Le lieu… Partout, des debouts. Des grands, des petits. Ils ne ressentaient pas tous de la même façon: un petit groupe plus loin semblait la craindre et elle ressentit leur peur, qui crispa son ventre plein d’eau en lui faisant faire des bruits de grenouille. Là bas, une debout était inondée de joie devant un grand debout aux cheveux hirsutes. La fatigue. L’épuisement. L’excitation. Lö perçoit. Elle perçoit tout. Et ça lui fait mal au crâne.

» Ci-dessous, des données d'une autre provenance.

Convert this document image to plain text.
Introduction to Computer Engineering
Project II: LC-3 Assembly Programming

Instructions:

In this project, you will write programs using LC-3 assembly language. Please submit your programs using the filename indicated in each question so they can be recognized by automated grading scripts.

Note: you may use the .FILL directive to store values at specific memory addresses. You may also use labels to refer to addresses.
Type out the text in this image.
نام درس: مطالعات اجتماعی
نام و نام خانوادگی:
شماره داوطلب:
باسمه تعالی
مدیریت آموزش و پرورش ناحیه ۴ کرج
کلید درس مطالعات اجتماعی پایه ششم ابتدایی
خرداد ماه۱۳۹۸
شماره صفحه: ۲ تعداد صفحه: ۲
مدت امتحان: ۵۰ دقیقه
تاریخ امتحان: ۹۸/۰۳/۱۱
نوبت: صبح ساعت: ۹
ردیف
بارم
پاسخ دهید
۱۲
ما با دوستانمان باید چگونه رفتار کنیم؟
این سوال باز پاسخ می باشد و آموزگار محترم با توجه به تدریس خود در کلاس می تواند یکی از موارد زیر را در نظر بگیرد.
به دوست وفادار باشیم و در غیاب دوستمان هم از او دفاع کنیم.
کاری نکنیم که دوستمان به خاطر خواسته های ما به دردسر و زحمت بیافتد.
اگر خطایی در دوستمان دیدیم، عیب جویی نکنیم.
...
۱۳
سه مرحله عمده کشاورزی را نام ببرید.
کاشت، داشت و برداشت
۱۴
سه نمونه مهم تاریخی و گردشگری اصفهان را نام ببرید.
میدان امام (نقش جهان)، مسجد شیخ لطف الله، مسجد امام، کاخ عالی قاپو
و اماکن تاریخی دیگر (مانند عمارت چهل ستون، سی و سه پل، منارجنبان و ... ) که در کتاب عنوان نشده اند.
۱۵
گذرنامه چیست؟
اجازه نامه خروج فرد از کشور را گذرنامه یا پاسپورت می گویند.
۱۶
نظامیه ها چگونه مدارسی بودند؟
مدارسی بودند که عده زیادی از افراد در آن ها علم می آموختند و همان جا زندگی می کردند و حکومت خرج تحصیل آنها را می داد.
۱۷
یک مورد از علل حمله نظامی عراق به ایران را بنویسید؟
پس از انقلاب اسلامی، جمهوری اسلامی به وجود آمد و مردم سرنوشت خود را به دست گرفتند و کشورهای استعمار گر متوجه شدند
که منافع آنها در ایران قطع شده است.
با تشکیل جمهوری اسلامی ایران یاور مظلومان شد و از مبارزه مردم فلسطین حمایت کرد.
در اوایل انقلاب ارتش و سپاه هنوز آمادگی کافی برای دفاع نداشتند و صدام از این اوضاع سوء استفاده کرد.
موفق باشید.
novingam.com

Plus loin… Elle voulait voir les fleurs, les buissons qui ressemblaient plus à de gros cactus aux branches tressées. Là, c’était plus doux. En s’asseyant entre les plans, elle regarde les alentours, et qu’on arrive à nouveau dans de petites maisons montées sur de grands cercles qui tournent. En tendant l’oreille, elle entend des mots. Aravane? On en descend. On y monte. On part… On part! Partir! Se hissant sur ses jambes, elle tituba un instant avant de se glisser hors de la vue du petit groupe qui se formait déjà autour d’un nouvel arrivage. Ils se parlaient, parlaient forts. Et pendant qu’ils parlaient, elle se faufile derrière le convoi pour observer les petites roulottes. Grands… Vaste. Oui, il y avait assez de place pour elle! Elle pourra partir. Loin, dans le vert. Le vert.
Lö escalada comme elle le pu, se laissant tomber dans la caravane, avec au loin les échos tordus de sa naissance, la forêt. Aravane pourrait l’y emmener, c’est sûr.